Their founding is on mycobacterium tuberculosis. In 1960-1964, we diversified, started working on other areas of infectious diseases. Today, the Trudeau still maintains its legacy working on tuberculosis and working on other non-microbacterial tuberculosis diseases that are obviously are affecting people globally. And we work now on a variety of different new viruses, as I had mentioned before Coronavirus, Zika, Dengue virus. But we still work on influenza viruses and some that have been plaguing us for a long time. Staphylococcus aureus, basically klebsiella pneumonia, other bacterial infections that relates to lung infection but also that can be related to skin and sepsis as well.

 

Haven't found a cure for the cold yet, though, have you?

 

No, we have not! And that's one of the major things that is a challenge is generating a vaccine that will not only provide long lived protection, such that you would only need a single or two shots of that vaccine to provide a you know, 40 years or 50 years of protection. The other thing is that we don't want to have to give a vaccine every year like we presently do for influenza. So finding something that's called the universal vaccine, that is something that we strive for.
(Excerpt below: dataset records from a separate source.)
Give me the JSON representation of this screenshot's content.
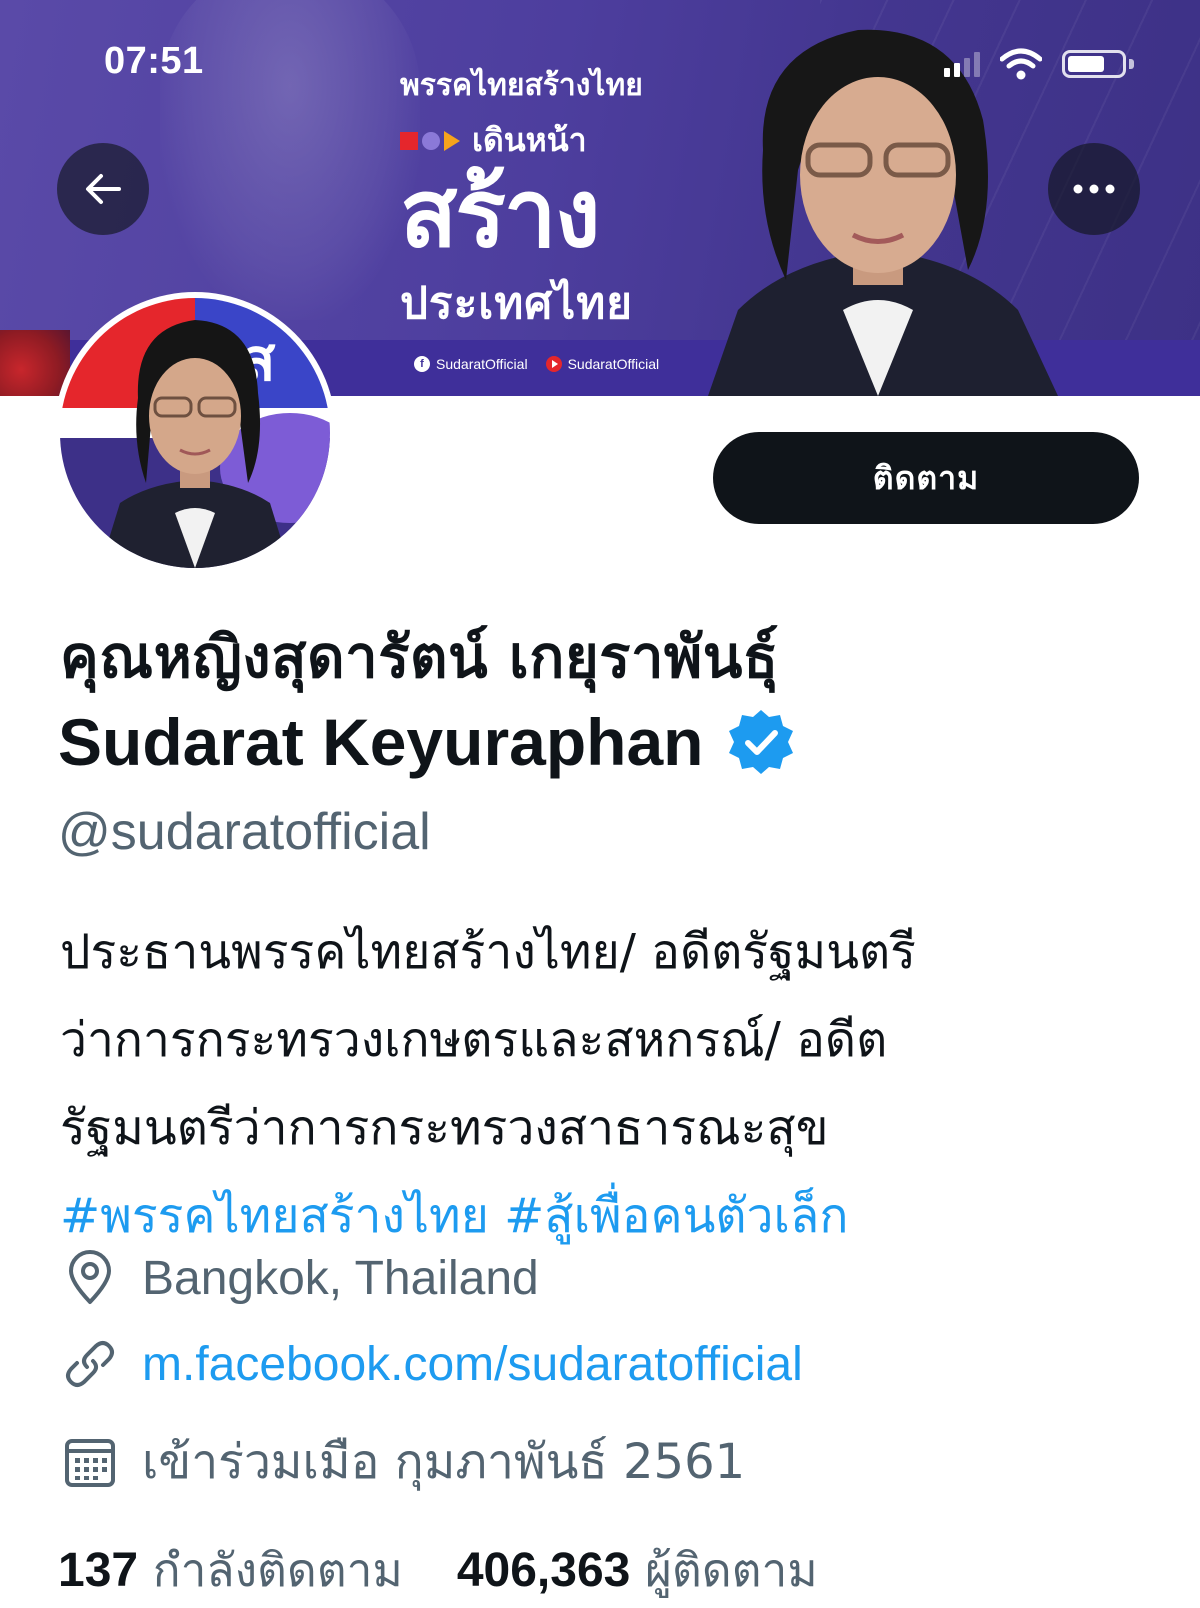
{
  "status_bar": {
    "time": "07:51"
  },
  "banner": {
    "campaign_line1": "พรรคไทยสร้างไทย",
    "campaign_line2": "เดินหน้า",
    "campaign_line3": "สร้าง",
    "campaign_line4": "ประเทศไทย",
    "social_facebook": "SudaratOfficial",
    "social_youtube": "SudaratOfficial",
    "colors": {
      "background": "#4d3e9e",
      "strip": "#3f2f9a",
      "accent_red": "#e5262c"
    }
  },
  "profile": {
    "avatar_logo_char": "ส",
    "follow_button_label": "ติดตาม",
    "name_thai": "คุณหญิงสุดารัตน์ เกยุราพันธุ์",
    "name_english": "Sudarat Keyuraphan",
    "verified_icon": "verified-badge-icon",
    "handle": "@sudaratofficial",
    "bio_lines": [
      "ประธานพรรคไทยสร้างไทย/ อดีตรัฐมนตรี",
      "ว่าการกระทรวงเกษตรและสหกรณ์/ อดีต",
      "รัฐมนตรีว่าการกระทรวงสาธารณะสุข"
    ],
    "hashtags": "#พรรคไทยสร้างไทย #สู้เพื่อคนตัวเล็ก",
    "location": "Bangkok, Thailand",
    "website": "m.facebook.com/sudaratofficial",
    "joined": "เข้าร่วมเมือ กุมภาพันธ์ 2561",
    "following_count": "137",
    "following_label": "กำลังติดตาม",
    "followers_count": "406,363",
    "followers_label": "ผู้ติดตาม",
    "colors": {
      "link": "#1d9bf0",
      "muted": "#536471",
      "text": "#0f1419"
    }
  }
}
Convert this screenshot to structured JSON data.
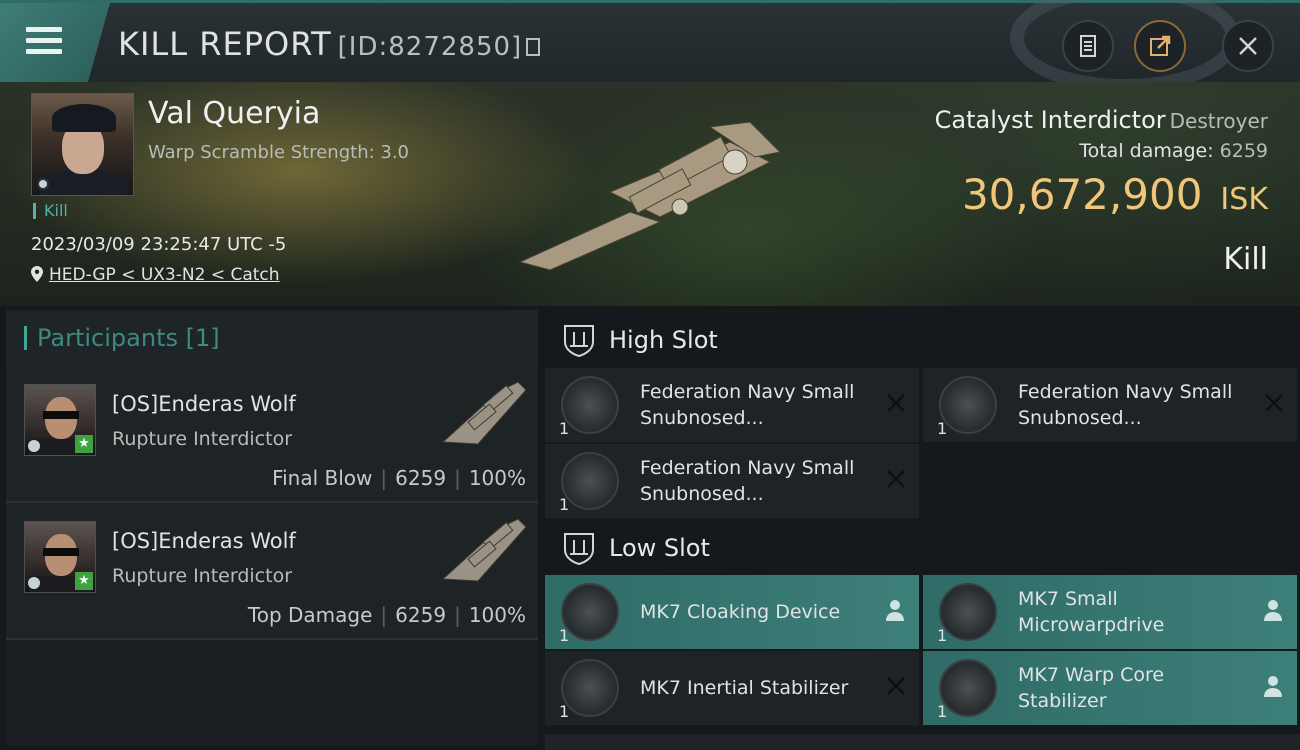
{
  "header": {
    "title": "KILL REPORT",
    "report_id": "[ID:8272850]",
    "icons": [
      "menu-icon",
      "copy-icon",
      "clipboard-icon",
      "share-icon",
      "close-icon"
    ]
  },
  "victim": {
    "name": "Val Queryia",
    "subtitle": "Warp Scramble Strength: 3.0",
    "tag": "Kill",
    "datetime": "2023/03/09 23:25:47 UTC -5",
    "location": "HED-GP < UX3-N2 < Catch",
    "ship": "Catalyst Interdictor",
    "ship_class": "Destroyer",
    "total_damage_label": "Total damage:",
    "total_damage": "6259",
    "isk_value": "30,672,900",
    "isk_unit": "ISK",
    "result": "Kill"
  },
  "participants": {
    "header": "Participants [1]",
    "rows": [
      {
        "name": "[OS]Enderas Wolf",
        "ship": "Rupture Interdictor",
        "role": "Final Blow",
        "damage": "6259",
        "percent": "100%"
      },
      {
        "name": "[OS]Enderas Wolf",
        "ship": "Rupture Interdictor",
        "role": "Top Damage",
        "damage": "6259",
        "percent": "100%"
      }
    ]
  },
  "slots": {
    "high": {
      "label": "High Slot",
      "modules": [
        {
          "name": "Federation Navy Small Snubnosed...",
          "count": "1",
          "state": "destroyed"
        },
        {
          "name": "Federation Navy Small Snubnosed...",
          "count": "1",
          "state": "destroyed"
        },
        {
          "name": "Federation Navy Small Snubnosed...",
          "count": "1",
          "state": "destroyed"
        }
      ]
    },
    "low": {
      "label": "Low Slot",
      "modules": [
        {
          "name": "MK7 Cloaking Device",
          "count": "1",
          "state": "dropped"
        },
        {
          "name": "MK7 Small Microwarpdrive",
          "count": "1",
          "state": "dropped"
        },
        {
          "name": "MK7 Inertial Stabilizer",
          "count": "1",
          "state": "destroyed"
        },
        {
          "name": "MK7 Warp Core Stabilizer",
          "count": "1",
          "state": "dropped"
        }
      ]
    }
  },
  "colors": {
    "accent": "#3d7f79",
    "isk": "#f0c77a",
    "tag": "#4fb3a7"
  }
}
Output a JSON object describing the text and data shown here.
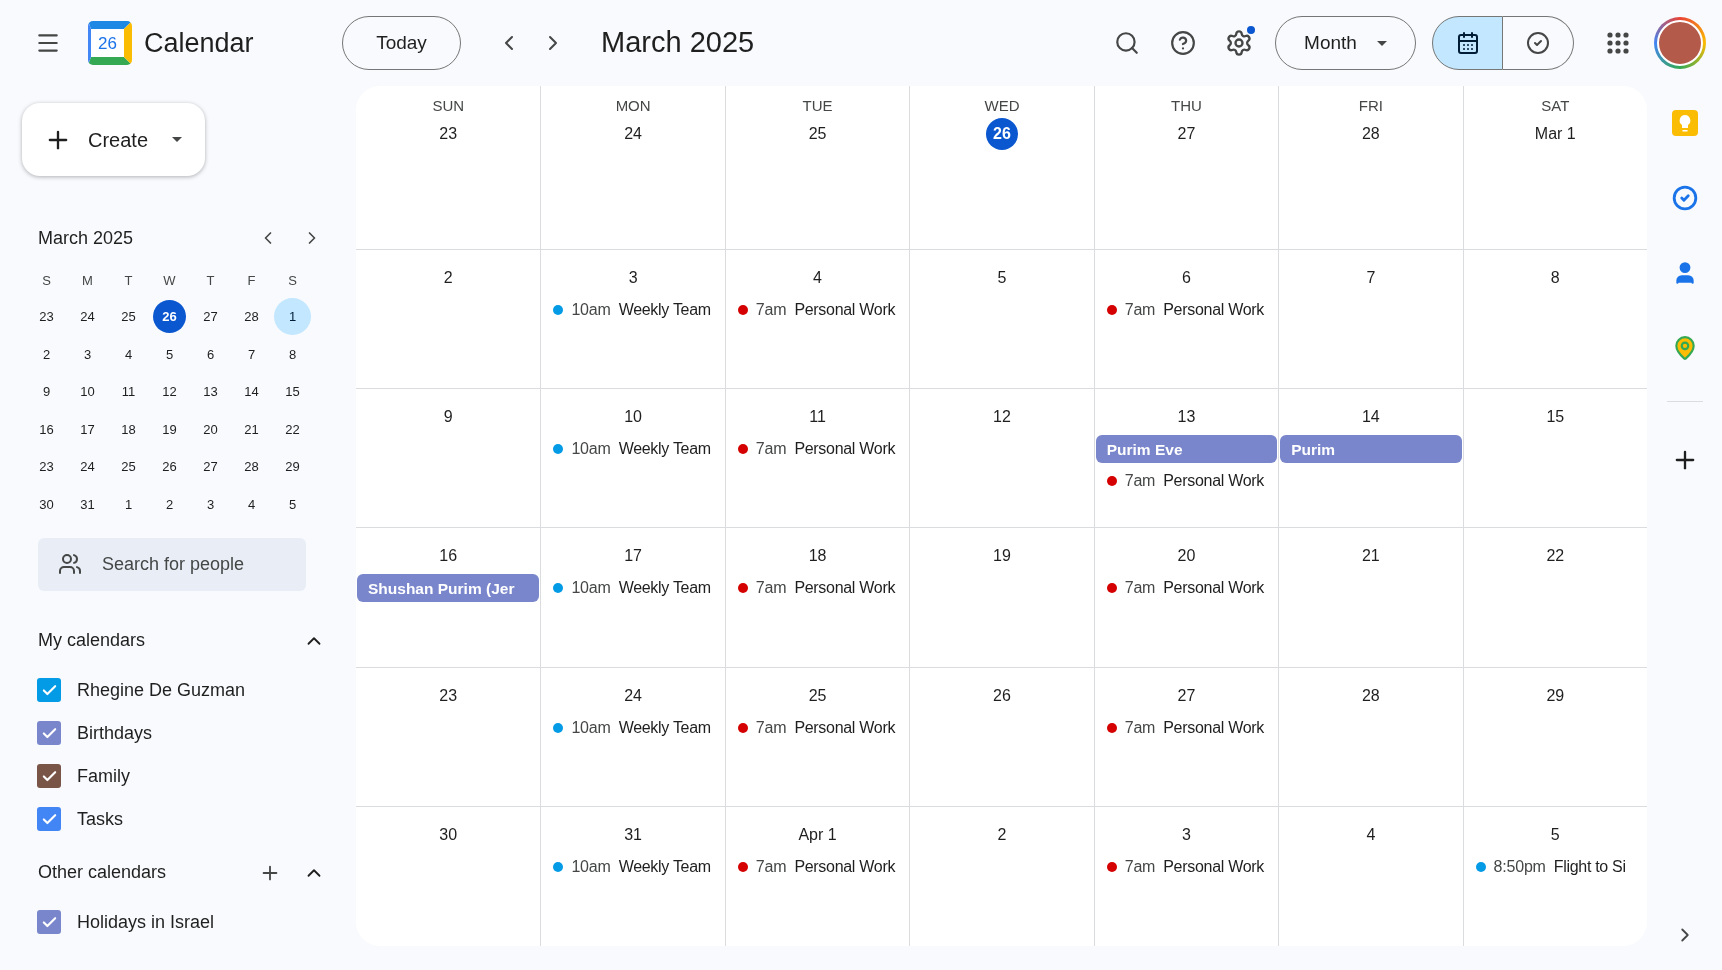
{
  "header": {
    "app_name": "Calendar",
    "logo_day": "26",
    "today_button": "Today",
    "period": "March 2025",
    "view_select": "Month",
    "settings_notice": true,
    "view_toggle": [
      {
        "kind": "calendar",
        "selected": true
      },
      {
        "kind": "tasks",
        "selected": false
      }
    ]
  },
  "sidebar": {
    "create": "Create",
    "mini_calendar": {
      "title": "March 2025",
      "weekdays": [
        "S",
        "M",
        "T",
        "W",
        "T",
        "F",
        "S"
      ],
      "days": [
        {
          "label": "23",
          "today": false,
          "selected": false
        },
        {
          "label": "24",
          "today": false,
          "selected": false
        },
        {
          "label": "25",
          "today": false,
          "selected": false
        },
        {
          "label": "26",
          "today": true,
          "selected": false
        },
        {
          "label": "27",
          "today": false,
          "selected": false
        },
        {
          "label": "28",
          "today": false,
          "selected": false
        },
        {
          "label": "1",
          "today": false,
          "selected": true
        },
        {
          "label": "2",
          "today": false,
          "selected": false
        },
        {
          "label": "3",
          "today": false,
          "selected": false
        },
        {
          "label": "4",
          "today": false,
          "selected": false
        },
        {
          "label": "5",
          "today": false,
          "selected": false
        },
        {
          "label": "6",
          "today": false,
          "selected": false
        },
        {
          "label": "7",
          "today": false,
          "selected": false
        },
        {
          "label": "8",
          "today": false,
          "selected": false
        },
        {
          "label": "9",
          "today": false,
          "selected": false
        },
        {
          "label": "10",
          "today": false,
          "selected": false
        },
        {
          "label": "11",
          "today": false,
          "selected": false
        },
        {
          "label": "12",
          "today": false,
          "selected": false
        },
        {
          "label": "13",
          "today": false,
          "selected": false
        },
        {
          "label": "14",
          "today": false,
          "selected": false
        },
        {
          "label": "15",
          "today": false,
          "selected": false
        },
        {
          "label": "16",
          "today": false,
          "selected": false
        },
        {
          "label": "17",
          "today": false,
          "selected": false
        },
        {
          "label": "18",
          "today": false,
          "selected": false
        },
        {
          "label": "19",
          "today": false,
          "selected": false
        },
        {
          "label": "20",
          "today": false,
          "selected": false
        },
        {
          "label": "21",
          "today": false,
          "selected": false
        },
        {
          "label": "22",
          "today": false,
          "selected": false
        },
        {
          "label": "23",
          "today": false,
          "selected": false
        },
        {
          "label": "24",
          "today": false,
          "selected": false
        },
        {
          "label": "25",
          "today": false,
          "selected": false
        },
        {
          "label": "26",
          "today": false,
          "selected": false
        },
        {
          "label": "27",
          "today": false,
          "selected": false
        },
        {
          "label": "28",
          "today": false,
          "selected": false
        },
        {
          "label": "29",
          "today": false,
          "selected": false
        },
        {
          "label": "30",
          "today": false,
          "selected": false
        },
        {
          "label": "31",
          "today": false,
          "selected": false
        },
        {
          "label": "1",
          "today": false,
          "selected": false
        },
        {
          "label": "2",
          "today": false,
          "selected": false
        },
        {
          "label": "3",
          "today": false,
          "selected": false
        },
        {
          "label": "4",
          "today": false,
          "selected": false
        },
        {
          "label": "5",
          "today": false,
          "selected": false
        }
      ]
    },
    "search_people": {
      "placeholder": "Search for people"
    },
    "my_calendars": {
      "title": "My calendars",
      "expanded": true,
      "items": [
        {
          "label": "Rhegine De Guzman",
          "checked": true,
          "color": "#039be5"
        },
        {
          "label": "Birthdays",
          "checked": true,
          "color": "#7986cb"
        },
        {
          "label": "Family",
          "checked": true,
          "color": "#795548"
        },
        {
          "label": "Tasks",
          "checked": true,
          "color": "#4285f4"
        }
      ]
    },
    "other_calendars": {
      "title": "Other calendars",
      "expanded": true,
      "items": [
        {
          "label": "Holidays in Israel",
          "checked": true,
          "color": "#7986cb"
        }
      ]
    }
  },
  "grid": {
    "weekdays": [
      "SUN",
      "MON",
      "TUE",
      "WED",
      "THU",
      "FRI",
      "SAT"
    ],
    "days": [
      {
        "date": "23",
        "today": false
      },
      {
        "date": "24",
        "today": false
      },
      {
        "date": "25",
        "today": false
      },
      {
        "date": "26",
        "today": true
      },
      {
        "date": "27",
        "today": false
      },
      {
        "date": "28",
        "today": false
      },
      {
        "date": "Mar 1",
        "today": false
      },
      {
        "date": "2",
        "today": false
      },
      {
        "date": "3",
        "today": false,
        "events": [
          {
            "kind": "timed",
            "time": "10am",
            "title": "Weekly Team",
            "color": "#039be5"
          }
        ]
      },
      {
        "date": "4",
        "today": false,
        "events": [
          {
            "kind": "timed",
            "time": "7am",
            "title": "Personal Work",
            "color": "#d50000"
          }
        ]
      },
      {
        "date": "5",
        "today": false
      },
      {
        "date": "6",
        "today": false,
        "events": [
          {
            "kind": "timed",
            "time": "7am",
            "title": "Personal Work",
            "color": "#d50000"
          }
        ]
      },
      {
        "date": "7",
        "today": false
      },
      {
        "date": "8",
        "today": false
      },
      {
        "date": "9",
        "today": false
      },
      {
        "date": "10",
        "today": false,
        "events": [
          {
            "kind": "timed",
            "time": "10am",
            "title": "Weekly Team",
            "color": "#039be5"
          }
        ]
      },
      {
        "date": "11",
        "today": false,
        "events": [
          {
            "kind": "timed",
            "time": "7am",
            "title": "Personal Work",
            "color": "#d50000"
          }
        ]
      },
      {
        "date": "12",
        "today": false
      },
      {
        "date": "13",
        "today": false,
        "events": [
          {
            "kind": "allday",
            "title": "Purim Eve",
            "color": "#7986cb"
          },
          {
            "kind": "timed",
            "time": "7am",
            "title": "Personal Work",
            "color": "#d50000"
          }
        ]
      },
      {
        "date": "14",
        "today": false,
        "events": [
          {
            "kind": "allday",
            "title": "Purim",
            "color": "#7986cb"
          }
        ]
      },
      {
        "date": "15",
        "today": false
      },
      {
        "date": "16",
        "today": false,
        "events": [
          {
            "kind": "allday",
            "title": "Shushan Purim (Jer",
            "color": "#7986cb"
          }
        ]
      },
      {
        "date": "17",
        "today": false,
        "events": [
          {
            "kind": "timed",
            "time": "10am",
            "title": "Weekly Team",
            "color": "#039be5"
          }
        ]
      },
      {
        "date": "18",
        "today": false,
        "events": [
          {
            "kind": "timed",
            "time": "7am",
            "title": "Personal Work",
            "color": "#d50000"
          }
        ]
      },
      {
        "date": "19",
        "today": false
      },
      {
        "date": "20",
        "today": false,
        "events": [
          {
            "kind": "timed",
            "time": "7am",
            "title": "Personal Work",
            "color": "#d50000"
          }
        ]
      },
      {
        "date": "21",
        "today": false
      },
      {
        "date": "22",
        "today": false
      },
      {
        "date": "23",
        "today": false
      },
      {
        "date": "24",
        "today": false,
        "events": [
          {
            "kind": "timed",
            "time": "10am",
            "title": "Weekly Team",
            "color": "#039be5"
          }
        ]
      },
      {
        "date": "25",
        "today": false,
        "events": [
          {
            "kind": "timed",
            "time": "7am",
            "title": "Personal Work",
            "color": "#d50000"
          }
        ]
      },
      {
        "date": "26",
        "today": false
      },
      {
        "date": "27",
        "today": false,
        "events": [
          {
            "kind": "timed",
            "time": "7am",
            "title": "Personal Work",
            "color": "#d50000"
          }
        ]
      },
      {
        "date": "28",
        "today": false
      },
      {
        "date": "29",
        "today": false
      },
      {
        "date": "30",
        "today": false
      },
      {
        "date": "31",
        "today": false,
        "events": [
          {
            "kind": "timed",
            "time": "10am",
            "title": "Weekly Team",
            "color": "#039be5"
          }
        ]
      },
      {
        "date": "Apr 1",
        "today": false,
        "events": [
          {
            "kind": "timed",
            "time": "7am",
            "title": "Personal Work",
            "color": "#d50000"
          }
        ]
      },
      {
        "date": "2",
        "today": false
      },
      {
        "date": "3",
        "today": false,
        "events": [
          {
            "kind": "timed",
            "time": "7am",
            "title": "Personal Work",
            "color": "#d50000"
          }
        ]
      },
      {
        "date": "4",
        "today": false
      },
      {
        "date": "5",
        "today": false,
        "events": [
          {
            "kind": "timed",
            "time": "8:50pm",
            "title": "Flight to Si",
            "color": "#039be5"
          }
        ]
      }
    ]
  }
}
But sometimes is very difficult to obtain because of the way that the viruses have evolved and how they mutate can create a lot of complications and challenges for scientists.

 

Well, Dr. Reiley, what is your vision for the future of the Trudeau Institute?

 

Yeah, well, I think that obviously sustainability. We hope to be through the diversification and really on a good solid footing here by the end of ’25 - ‘26. And then the hope is, is then we can start to grow. The goal that I really have is to take the Institute from where it is right now at 64 individuals and bring it back to the full operations of 120 - 130 people all working on basically research in a really special place, Saranac Lake. It's a very unique location for a research institute. Most research institutes are located in large major metropolitan areas. So the fact that we are where we are is just an amazing place. And so we definitely want to keep that history and legacy and I really want to see the institute continue to survive for the next 60 years.

 

Dr. William Reiley began his job as the Trudeau Institute’s president, director and CEO on February 1st.